Today love has become some ambiguously positive feeling that we are supposed to have for one another. Yeah, yeah, yeah, we are supposed to love one another.

But notice what that meant in Jesus’ life. To love the stranger with the withered arm was to risk rejection and condemnation. In fact, for him, to love meant making others so angry they wanted to destroy him.

Notice that Jesus didn’t give the fellow a new hand, but he calls the man to stretch forth the hand that is within him. That is what love is.

Love is not something we have, that they don’t, or a way we give them a little of what we have. True love takes great risks, and at times pays a great price in order to empower others to become all they can be.

Jesus called life and health from within the people to whom he ministered by reaching out to them with compassion, not with religion.

Our goal must never be to make people feel religious, but rather to make them feel loved. We who have been touched by God’s grace must gracefully reach out to include others in the family of God.

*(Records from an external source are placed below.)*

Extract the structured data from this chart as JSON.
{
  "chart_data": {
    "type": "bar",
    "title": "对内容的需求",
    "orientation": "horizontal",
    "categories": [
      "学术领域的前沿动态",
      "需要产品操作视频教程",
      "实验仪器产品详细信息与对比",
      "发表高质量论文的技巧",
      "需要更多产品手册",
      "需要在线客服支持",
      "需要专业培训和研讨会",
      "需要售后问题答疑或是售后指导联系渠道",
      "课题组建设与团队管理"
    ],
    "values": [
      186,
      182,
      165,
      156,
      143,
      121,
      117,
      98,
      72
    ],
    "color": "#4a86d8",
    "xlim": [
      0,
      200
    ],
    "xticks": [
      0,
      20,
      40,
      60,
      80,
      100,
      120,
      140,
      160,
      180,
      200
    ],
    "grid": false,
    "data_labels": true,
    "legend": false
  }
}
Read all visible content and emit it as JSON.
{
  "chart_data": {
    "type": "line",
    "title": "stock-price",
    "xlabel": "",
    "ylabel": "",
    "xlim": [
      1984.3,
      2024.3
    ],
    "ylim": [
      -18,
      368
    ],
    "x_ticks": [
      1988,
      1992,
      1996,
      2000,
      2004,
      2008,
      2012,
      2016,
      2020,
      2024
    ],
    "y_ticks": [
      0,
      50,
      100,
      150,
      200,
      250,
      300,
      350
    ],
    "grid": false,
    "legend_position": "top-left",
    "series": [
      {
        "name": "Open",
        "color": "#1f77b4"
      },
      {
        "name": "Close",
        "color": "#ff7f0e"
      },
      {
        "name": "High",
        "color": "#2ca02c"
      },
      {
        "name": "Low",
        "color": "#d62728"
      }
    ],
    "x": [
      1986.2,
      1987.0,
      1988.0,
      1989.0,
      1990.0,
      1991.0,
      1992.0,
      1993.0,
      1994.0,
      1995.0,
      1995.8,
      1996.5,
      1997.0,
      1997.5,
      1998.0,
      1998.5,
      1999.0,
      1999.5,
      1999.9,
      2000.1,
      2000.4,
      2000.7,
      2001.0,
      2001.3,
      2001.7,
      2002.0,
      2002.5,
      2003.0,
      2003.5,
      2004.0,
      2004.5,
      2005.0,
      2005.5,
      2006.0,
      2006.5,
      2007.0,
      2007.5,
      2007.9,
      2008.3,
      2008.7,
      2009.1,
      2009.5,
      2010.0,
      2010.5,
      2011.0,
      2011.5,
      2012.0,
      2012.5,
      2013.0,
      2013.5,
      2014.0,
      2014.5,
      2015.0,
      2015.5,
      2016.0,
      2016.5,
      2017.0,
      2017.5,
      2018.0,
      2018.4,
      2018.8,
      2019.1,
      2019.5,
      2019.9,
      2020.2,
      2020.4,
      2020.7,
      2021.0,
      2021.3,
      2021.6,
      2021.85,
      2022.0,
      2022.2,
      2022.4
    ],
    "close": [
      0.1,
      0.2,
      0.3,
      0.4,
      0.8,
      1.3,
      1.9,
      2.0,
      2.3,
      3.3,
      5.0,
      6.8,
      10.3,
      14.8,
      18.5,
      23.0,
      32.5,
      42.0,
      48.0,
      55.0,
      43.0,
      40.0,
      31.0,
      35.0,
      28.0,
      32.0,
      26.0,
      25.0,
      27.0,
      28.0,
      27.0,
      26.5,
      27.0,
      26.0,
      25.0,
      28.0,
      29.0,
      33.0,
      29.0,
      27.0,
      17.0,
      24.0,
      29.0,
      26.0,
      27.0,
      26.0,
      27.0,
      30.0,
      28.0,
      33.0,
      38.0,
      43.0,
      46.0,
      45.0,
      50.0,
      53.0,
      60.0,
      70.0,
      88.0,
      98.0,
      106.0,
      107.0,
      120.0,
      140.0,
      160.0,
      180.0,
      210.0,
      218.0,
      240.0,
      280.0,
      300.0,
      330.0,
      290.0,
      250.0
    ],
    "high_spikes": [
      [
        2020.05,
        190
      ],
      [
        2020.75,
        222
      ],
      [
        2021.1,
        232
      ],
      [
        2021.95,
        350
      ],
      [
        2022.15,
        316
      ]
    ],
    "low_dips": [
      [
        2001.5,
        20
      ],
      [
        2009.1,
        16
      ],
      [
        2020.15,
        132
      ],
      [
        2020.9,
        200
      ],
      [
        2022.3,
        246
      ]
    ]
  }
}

Lloyd C. Douglas in one of his novels paints a picture of Jesus’ encounter with the tax collector Zacchaeus. After Zac has said that he is going to return any money he has over-charged, Jesus asks him why he is changing his life. In the novel, Zacchaeus answered, “Because Rabbi, I see mirrored in your eyes the Zacchaeus I was meant to be.”

As the Body of Christ in this place, we are called to look at people with eyes of love. They are our family. Though they may be hurting and broken and misguided, they are our family. We must love them in a way that empowers their potential to become more than they are.

Let me close with an article about Bill Wilson entitled, “Why I Chose to Live in Hell”. This story comes from a Sunday school ministry in the part of New York City that has been rated “the most likely place to get killed.” Bill Wilson has been stabbed twice and shot at. A member of his team was murdered doing his ministry. Yet they have developed the largest bus ministry in America – not in the suburbs but in Hell’s Kitchen.

Bill writes: “One Puerto Rican woman, after being saved, came to me and asked how she might serve God. The problem was she didn’t speak English. She was so passionate about helping though that I had to find a place for her to serve.

“Okay,” I said, “I’ll put you on a bus. Ride a different bus each week and just love the kids.” That is just what she did. She would find the worst looking kid and say to him or her the only English words she knew, “I love you and Jesus loves you.”

After several months, she became attached to a little boy named Ray. They said Ray could not speak. He came to Sunday School each week with his sister and all the way there and back he sat on her lap while she whispered to him, “I love you and Jesus loves you.”

One day, after almost a year, to everyone’s amazement Ray turned, put his arms around her neck, and stammered, “I-I-I l-love you too.” That was 2:30pm on Sunday afternoon. At 6:30pm, Ray was found dead in a garbage bag under the fire escape. His mother had beat him to death and thrown him in the trash. “I love you and Jesus loves you.” Those were some of the last words that the little guy ever heard. They came from a Puerto Rican woman who could not speak English.